Seulement quatre personnages : le maire, sa femme (l'héroïne), leur bonne, et dans deux scènes l'horloger du village.
Tout est bâti sur des scènes courtes, souvent traitées musicalement sous forme d'ensemble, 2 ou 3 personnages chantent ensemble.
Tout cela se fait dans une prosodie très claire, avec une musique où les lignes vocales sont plutôt tonales, et la partie orchestrale plutôt atonale.
On peut comparer l'esprit atmosphérique si dispositif musical à /L'Inondation/ de Filidei, pour situer.
Le duo de décibels pour le dîner avec l'Horloger (à qui le Maire désespéré demande de réparer le Temps…) est particulièrement frappant.
Beaucoup de duos autrement entre le maire (autrefois fier) complètement perdu et sa femme dépressive qui, elle, a tout compris ; ou bien entre la bonne apeurée et l'épouse confiante.
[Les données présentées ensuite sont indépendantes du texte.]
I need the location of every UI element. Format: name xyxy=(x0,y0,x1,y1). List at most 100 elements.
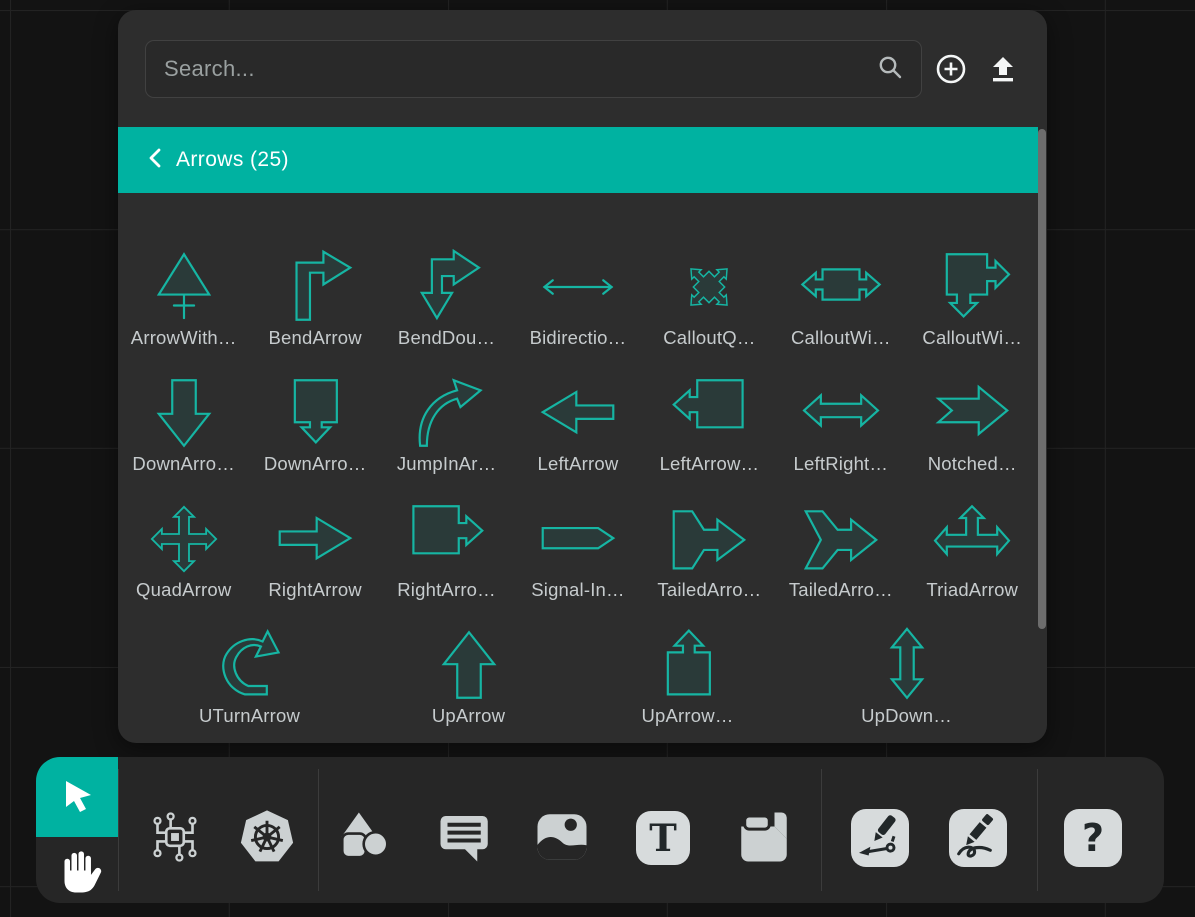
pan-tool-button[interactable] xyxy=(36,837,118,903)
u-turn-arrow-shape-icon xyxy=(208,628,292,702)
shape-grid-row: QuadArrow RightArrow RightArro… Signal-I… xyxy=(118,490,1038,616)
shape-item-uparrow[interactable]: UpArrow xyxy=(359,616,578,742)
shape-label: TailedArro… xyxy=(657,578,761,602)
shape-item-jumpinarrow[interactable]: JumpInAr… xyxy=(381,364,512,490)
shape-item-uturnarrow[interactable]: UTurnArrow xyxy=(140,616,359,742)
help-icon: ? xyxy=(1064,809,1122,867)
upload-icon xyxy=(989,55,1017,86)
shape-label: CalloutWi… xyxy=(791,326,891,350)
down-arrow-callout-shape-icon xyxy=(273,376,357,450)
text-icon: T xyxy=(636,811,690,865)
callout-horizontal-arrows-shape-icon xyxy=(799,250,883,324)
panel-scrollbar-thumb[interactable] xyxy=(1038,129,1046,629)
comment-tool-button[interactable] xyxy=(436,809,494,867)
shape-item-calloutwithrightdownarrows[interactable]: CalloutWi… xyxy=(907,238,1038,364)
tailed-arrow-shape-icon xyxy=(667,502,751,576)
draw-edge-tool-button[interactable] xyxy=(851,809,909,867)
jump-in-arrow-shape-icon xyxy=(405,376,489,450)
shape-label: Bidirectio… xyxy=(530,326,627,350)
kubernetes-tool-button[interactable] xyxy=(238,809,296,867)
shape-item-bidirectional[interactable]: Bidirectio… xyxy=(512,238,643,364)
shape-label: Signal-In… xyxy=(531,578,625,602)
shape-label: LeftArrow xyxy=(537,452,618,476)
draw-freehand-tool-button[interactable] xyxy=(949,809,1007,867)
shape-label: RightArrow xyxy=(268,578,362,602)
up-arrow-callout-shape-icon xyxy=(646,628,730,702)
shapes-tool-button[interactable] xyxy=(336,809,394,867)
shape-item-downarrow[interactable]: DownArro… xyxy=(118,364,249,490)
shape-grid-row: ArrowWith… BendArrow BendDou… Bidirectio… xyxy=(118,238,1038,364)
select-tool-button[interactable] xyxy=(36,757,118,837)
image-tool-button[interactable] xyxy=(533,809,591,867)
left-arrow-callout-shape-icon xyxy=(667,376,751,450)
up-arrow-shape-icon xyxy=(427,628,511,702)
shape-label: TailedArro… xyxy=(789,578,893,602)
shape-label: UTurnArrow xyxy=(199,704,300,728)
help-button[interactable]: ? xyxy=(1064,809,1122,867)
down-arrow-shape-icon xyxy=(142,376,226,450)
kubernetes-icon xyxy=(238,808,296,869)
shape-item-downarrowcallout[interactable]: DownArro… xyxy=(249,364,380,490)
shape-item-bendarrow[interactable]: BendArrow xyxy=(249,238,380,364)
shape-item-tailedarrow2[interactable]: TailedArro… xyxy=(775,490,906,616)
search-box[interactable] xyxy=(145,40,922,98)
bidirectional-arrow-shape-icon xyxy=(536,250,620,324)
right-arrow-shape-icon xyxy=(273,502,357,576)
shape-item-leftarrow[interactable]: LeftArrow xyxy=(512,364,643,490)
shapes-icon xyxy=(337,809,393,868)
shape-item-signalin[interactable]: Signal-In… xyxy=(512,490,643,616)
draw-freehand-icon xyxy=(949,809,1007,867)
shape-label: QuadArrow xyxy=(136,578,231,602)
shape-item-leftrightarrow[interactable]: LeftRight… xyxy=(775,364,906,490)
shape-item-notchedrightarrow[interactable]: Notched… xyxy=(907,364,1038,490)
shape-item-tailedarrow1[interactable]: TailedArro… xyxy=(644,490,775,616)
bend-arrow-shape-icon xyxy=(273,250,357,324)
search-icon xyxy=(877,54,903,85)
note-tool-button[interactable] xyxy=(735,809,793,867)
shape-item-rightarrow[interactable]: RightArrow xyxy=(249,490,380,616)
toolbar-divider xyxy=(1037,769,1038,891)
toolbar-divider xyxy=(821,769,822,891)
category-header-arrows[interactable]: Arrows (25) xyxy=(118,127,1038,193)
topology-tool-button[interactable] xyxy=(146,809,204,867)
hand-icon xyxy=(52,844,102,897)
shape-item-leftarrowcallout[interactable]: LeftArrow… xyxy=(644,364,775,490)
shape-label: DownArro… xyxy=(264,452,367,476)
right-arrow-callout-shape-icon xyxy=(405,502,489,576)
upload-button[interactable] xyxy=(984,51,1022,89)
text-tool-glyph: T xyxy=(649,816,677,860)
add-shape-button[interactable] xyxy=(932,51,970,89)
callout-quad-arrow-shape-icon xyxy=(667,250,751,324)
toolbar-divider xyxy=(118,769,119,891)
shape-grid-row: DownArro… DownArro… JumpInAr… LeftArrow xyxy=(118,364,1038,490)
category-label: Arrows (25) xyxy=(176,148,289,172)
note-icon xyxy=(736,809,792,868)
shape-item-updownarrow[interactable]: UpDown… xyxy=(797,616,1016,742)
shape-label: UpArrow xyxy=(432,704,505,728)
text-tool-button[interactable]: T xyxy=(634,809,692,867)
cursor-icon xyxy=(55,774,99,821)
shape-label: ArrowWith… xyxy=(131,326,237,350)
toolbar-divider xyxy=(318,769,319,891)
draw-edge-icon xyxy=(851,809,909,867)
comment-icon xyxy=(437,809,493,868)
shape-label: Notched… xyxy=(928,452,1017,476)
shape-item-arrowwithtail[interactable]: ArrowWith… xyxy=(118,238,249,364)
shape-item-uparrowcallout[interactable]: UpArrow… xyxy=(578,616,797,742)
shape-label: CalloutQ… xyxy=(663,326,755,350)
shape-item-benddoublearrow[interactable]: BendDou… xyxy=(381,238,512,364)
bend-double-arrow-shape-icon xyxy=(405,250,489,324)
search-input[interactable] xyxy=(164,56,877,82)
shape-item-rightarrowcallout[interactable]: RightArro… xyxy=(381,490,512,616)
shape-label: UpDown… xyxy=(861,704,952,728)
shape-item-calloutquadarrow[interactable]: CalloutQ… xyxy=(644,238,775,364)
shape-grid-row: UTurnArrow UpArrow UpArrow… UpDown… xyxy=(118,616,1038,742)
add-circle-icon xyxy=(935,53,967,88)
shape-label: LeftArrow… xyxy=(660,452,760,476)
shape-item-quadarrow[interactable]: QuadArrow xyxy=(118,490,249,616)
left-right-arrow-shape-icon xyxy=(799,376,883,450)
shape-label: DownArro… xyxy=(132,452,235,476)
shape-item-calloutwithhorizontalarrows[interactable]: CalloutWi… xyxy=(775,238,906,364)
shape-item-triadarrow[interactable]: TriadArrow xyxy=(907,490,1038,616)
quad-arrow-shape-icon xyxy=(142,502,226,576)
Un des ressorts récurrents : pour chaque nouvelle journée (on en saute, évidemment), interlude avec bande de sons de cloche synthétiques, repris ensuite par l'orchestre de plus en plus densément, comme pour représenter l'étendue croissante du temps qui se comprime.
Très chouette.
Le livret d'Alice Birch, avec sa composante fantastique (les horloges passent en un instant à l'heure suivante), est assez stimulant, mais j'ai tout de même quelques réserves :
¶ il se refuse à donner des pistes de causes, de perspectives. Je me retrouve un peu à sec au bout d'un moment, on a compris le principe, mais on aimerait avoir des pistes pour penser au delà du constat ; le temps disparaît, mais quelles sont les hypothèses ? Et dans le futur ?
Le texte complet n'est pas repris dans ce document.